The year was 1956, and the streets of St. Louis, bustling by day, had all but emptied for the night.

It was late, and the bright neon lights of the movie theater gave way to darkness as Ann Phillips walked home alone.

A movie would be the perfect end to her night off from her work as a live-in nanny, Ms. Phillips had thought.

She had no idea how that decision would upend her life.

It was hours before she managed to pick herself up off the pavement. Beaten and left for dead, Ms. Phillips had lain there waiting for her eight shirtless attackers to come back and finish the job. When that didn’t happen, she went home, packed her things, and left for her parents’ house in Jackson, Mississippi.

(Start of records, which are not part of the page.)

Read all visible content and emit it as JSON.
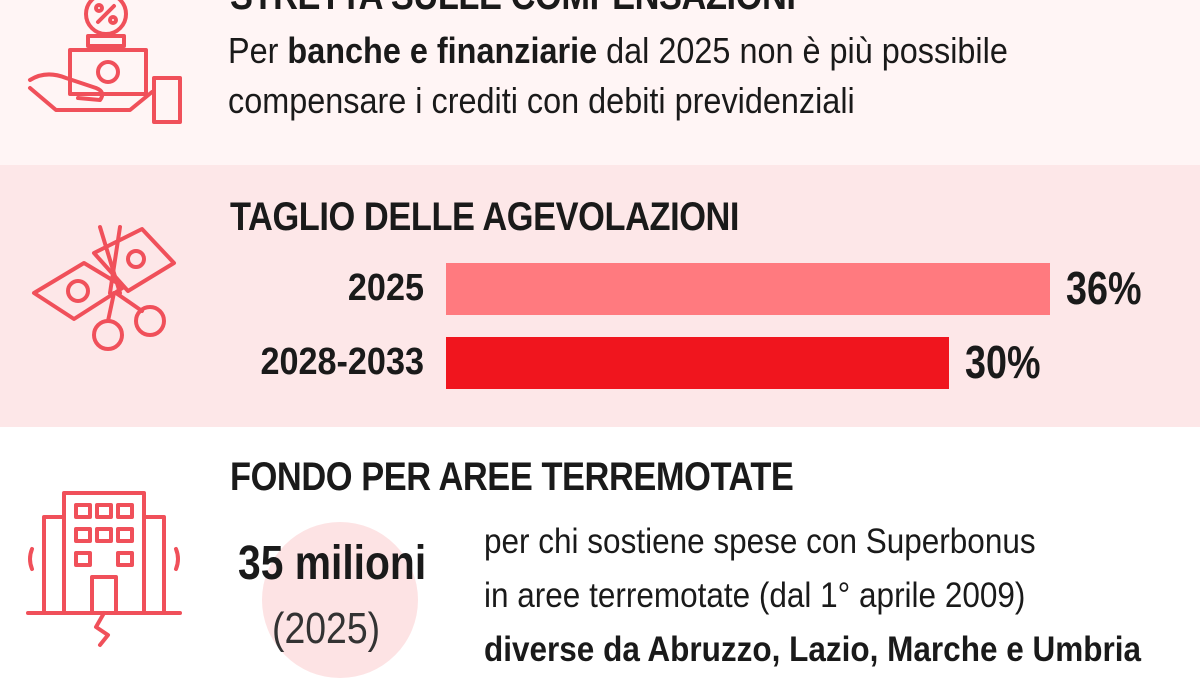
{
  "colors": {
    "accent": "#f0505a",
    "bar_2025": "#ff7a7f",
    "bar_2028": "#f0151e",
    "band_mid": "#fde7e8",
    "band_top": "#fff5f5"
  },
  "compensazioni": {
    "icon": "hand-money-percent-icon",
    "heading": "STRETTA SULLE COMPENSAZIONI",
    "line1_before": "Per ",
    "line1_bold": "banche e finanziarie",
    "line1_after": " dal 2025 non è più possibile",
    "line2": "compensare i crediti con debiti previdenziali"
  },
  "agevolazioni": {
    "icon": "scissors-cutting-money-icon",
    "heading": "TAGLIO DELLE AGEVOLAZIONI"
  },
  "chart_data": {
    "type": "bar",
    "orientation": "horizontal",
    "title": "TAGLIO DELLE AGEVOLAZIONI",
    "categories": [
      "2025",
      "2028-2033"
    ],
    "values": [
      36,
      30
    ],
    "value_labels": [
      "36%",
      "30%"
    ],
    "xlim": [
      0,
      36
    ],
    "grid": false
  },
  "terremoto": {
    "icon": "cracked-building-icon",
    "heading": "FONDO PER AREE TERREMOTATE",
    "amount": "35 milioni",
    "year": "(2025)",
    "line1": "per chi sostiene spese con Superbonus",
    "line2": "in aree terremotate (dal 1° aprile 2009)",
    "line3_bold": "diverse da Abruzzo, Lazio, Marche e Umbria"
  }
}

Three months later, she realized that she was pregnant.

“And then the fight begins,” Juda Myers told The Epoch Times, recounting her mother’s story.

Ms. Phillips’s parents pushed her to abort her baby—despite the procedure’s illegality—with the help of a doctor who had promised to “take care of it.”

Unwilling to end her child’s life, Ms. Phillips instead chose adoption.

Ms. Myers, inspired by her mother’s selflessness, now advocates on behalf of other babies conceived in rape—a group often dismissed in the national abortion conversation.

Out of the Abyss

Ms. Myers was born on Feb. 14, 1957—Valentine’s Day—and was adopted at 3 months old.

She grew up knowing that she was adopted but waited until she was in her mid-40s—after her adoptive mother had died—to look for answers about her birth parents.

The truth wasn’t easy to find. To conceal the circumstances of Ms. Myers’s conception, the adoption agency had lied and told her adoptive parents that her birth mother was dead.

“I guess they figured the infamous ‘rape baby’ wasn’t wanted by anybody,” she said.

When Ms. Myers tracked down the agency, the staff remained evasive. Finally, after some effort, she extracted the truth.

“I felt like a brick had hit my face,” she recalled.

Ms. Myers stumbled back to her car in a daze, the word “raped” still echoing in her mind. What a horrible way to enter the world, she thought. And as she sat there reeling in the driver’s seat, consumed by anguish and shock, her thoughts turned dark.